Martin Loughlin dalam Sword and Scales (2000) memberikan suatu gambaran atas hubungan politik dan hukum. Bahwa hukum menunjukkan dirinya sebagai seperangkat prinsip dasar yang menyediakan kerangka kerja bagi politik yang akan dijalankan.

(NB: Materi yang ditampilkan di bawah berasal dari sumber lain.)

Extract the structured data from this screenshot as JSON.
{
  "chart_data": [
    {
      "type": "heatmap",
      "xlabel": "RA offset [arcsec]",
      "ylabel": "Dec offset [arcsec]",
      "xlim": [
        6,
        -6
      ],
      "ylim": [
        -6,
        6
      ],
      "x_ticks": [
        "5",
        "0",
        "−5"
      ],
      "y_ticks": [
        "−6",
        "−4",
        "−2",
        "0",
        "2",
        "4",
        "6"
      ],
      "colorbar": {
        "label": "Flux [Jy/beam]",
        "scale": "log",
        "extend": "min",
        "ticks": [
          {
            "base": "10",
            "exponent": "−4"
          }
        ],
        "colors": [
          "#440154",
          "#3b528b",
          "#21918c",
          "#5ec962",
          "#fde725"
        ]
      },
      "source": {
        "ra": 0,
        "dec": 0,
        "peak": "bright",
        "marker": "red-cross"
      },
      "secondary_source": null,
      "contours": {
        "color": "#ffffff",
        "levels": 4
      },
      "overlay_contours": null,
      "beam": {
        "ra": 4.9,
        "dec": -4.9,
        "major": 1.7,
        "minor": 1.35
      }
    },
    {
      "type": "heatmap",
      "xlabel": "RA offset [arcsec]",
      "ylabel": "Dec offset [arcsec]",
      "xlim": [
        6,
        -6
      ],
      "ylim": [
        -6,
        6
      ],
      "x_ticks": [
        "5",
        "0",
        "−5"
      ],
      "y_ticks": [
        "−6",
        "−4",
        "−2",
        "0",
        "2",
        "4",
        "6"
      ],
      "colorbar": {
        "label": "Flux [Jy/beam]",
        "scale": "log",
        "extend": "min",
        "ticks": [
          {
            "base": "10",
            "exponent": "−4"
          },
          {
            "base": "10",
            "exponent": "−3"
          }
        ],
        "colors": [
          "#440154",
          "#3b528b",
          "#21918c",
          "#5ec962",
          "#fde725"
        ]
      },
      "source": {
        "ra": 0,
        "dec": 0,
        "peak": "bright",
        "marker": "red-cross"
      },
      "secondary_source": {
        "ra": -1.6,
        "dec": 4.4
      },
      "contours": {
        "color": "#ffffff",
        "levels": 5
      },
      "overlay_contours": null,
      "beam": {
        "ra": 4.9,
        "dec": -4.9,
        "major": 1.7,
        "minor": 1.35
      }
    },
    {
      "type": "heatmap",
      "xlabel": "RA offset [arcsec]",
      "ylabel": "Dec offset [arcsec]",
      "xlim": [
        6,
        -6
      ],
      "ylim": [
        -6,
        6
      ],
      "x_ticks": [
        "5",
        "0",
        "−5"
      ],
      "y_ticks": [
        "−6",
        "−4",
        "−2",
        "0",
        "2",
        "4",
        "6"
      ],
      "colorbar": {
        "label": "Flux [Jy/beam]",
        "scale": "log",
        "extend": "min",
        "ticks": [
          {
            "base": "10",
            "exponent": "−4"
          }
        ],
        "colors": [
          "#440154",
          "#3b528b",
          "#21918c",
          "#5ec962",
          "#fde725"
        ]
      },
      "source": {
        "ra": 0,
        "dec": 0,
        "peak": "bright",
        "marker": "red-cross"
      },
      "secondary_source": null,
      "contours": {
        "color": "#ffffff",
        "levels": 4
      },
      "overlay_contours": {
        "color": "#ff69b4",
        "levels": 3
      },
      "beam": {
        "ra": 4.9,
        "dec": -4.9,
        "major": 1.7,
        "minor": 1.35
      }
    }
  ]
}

Dengan demikian, hukum mengungkapkan suatu landasan rasional dan memiliki legitimasi yang mengatur atau menetapkan prasyarat pelaksanaan politik.

Maka, apabila Pasal 240, 241, 353, dan 354 tetap dipertahankan oleh pembentuk UU, misi yang diemban RKUHP, seperti demokratisasi hukum pidana, pada akhirnya nanti akan menemukan jalan buntu di kemudian hari dan menimbulkan dampak negatif bagi ekosistem demokrasi konstitusional.
Dampak tersebut berupa kondisi kemunduran dalam demokrasi konstitusional. Studi Azis Huq dan Tom Ginsburg (”How to Lose a Constitutional Democracy”, 2018) memberikan analisis kemunduran demokrasi sebagai proses pembusukan yang berjalan secara bertahap.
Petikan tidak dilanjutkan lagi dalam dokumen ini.